NY Times | By ANJALI SINGHVI, BEDEL SAGET and JASMINE C. LEE | OCT. 2, 2018
In the aftermath of the Friday earthquake and ensuing tsunami that destroyed thousands of homes and killed more than 1,200 people on the island of Sulawesi in Indonesia, officials are beginning to sort out what went wrong with the country’s early warning system for tsunami detection.
Indonesia’s system, completed in 2008, consists of seismographic sensors, buoys, tidal gauges and GPS. None of these measures were able to adequately predict the scale of Friday’s tsunami, which reached heights of 20 feet in the city of Palu, south of the earthquake’s epicenter.
Where the Tsunami Warning System Broke Down
Other shortfalls of the warning system in Sulawesi may have contributed to the tsunami’s toll.

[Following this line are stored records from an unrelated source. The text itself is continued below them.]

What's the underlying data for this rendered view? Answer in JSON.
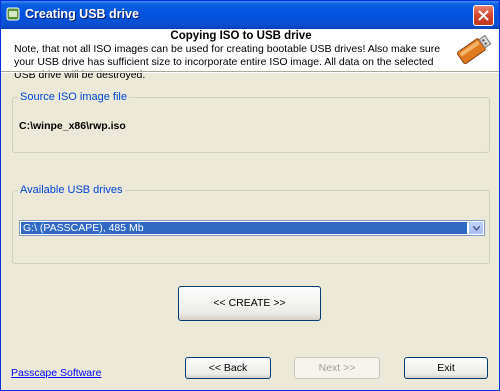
{
  "window": {
    "title": "Creating USB drive"
  },
  "header": {
    "title": "Copying ISO to USB drive",
    "note": "Note, that not all ISO images can be used for creating bootable USB drives! Also make sure your USB drive has sufficient size to incorporate entire ISO image. All data on the selected USB drive will be destroyed."
  },
  "source": {
    "legend": "Source ISO image file",
    "path": "C:\\winpe_x86\\rwp.iso"
  },
  "drives": {
    "legend": "Available USB drives",
    "selected": "G:\\ (PASSCAPE),  485 Mb"
  },
  "actions": {
    "create_label": "<< CREATE >>"
  },
  "footer": {
    "link": "Passcape Software",
    "back_label": "<< Back",
    "next_label": "Next >>",
    "exit_label": "Exit"
  },
  "colors": {
    "titlebar": "#0054e3",
    "selection": "#316ac5",
    "legend": "#0046d5",
    "link": "#0000ff"
  }
}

Some criticism centers on the lack of sirens to warn residents of oncoming waves and shelters on higher ground to accommodate evacuees. Despite the risk of frequent tsunamis up and down the Sulawesi coast, little of this infrastructure exists in Palu.
“We really need to emphasize that the earthquake is the warning. If the shaking lasts at least 20 seconds, get to high ground,” said Dr. Jason Patton, a geophysicist who works for Temblor, a consulting firm, and teaches at Humboldt State University in California.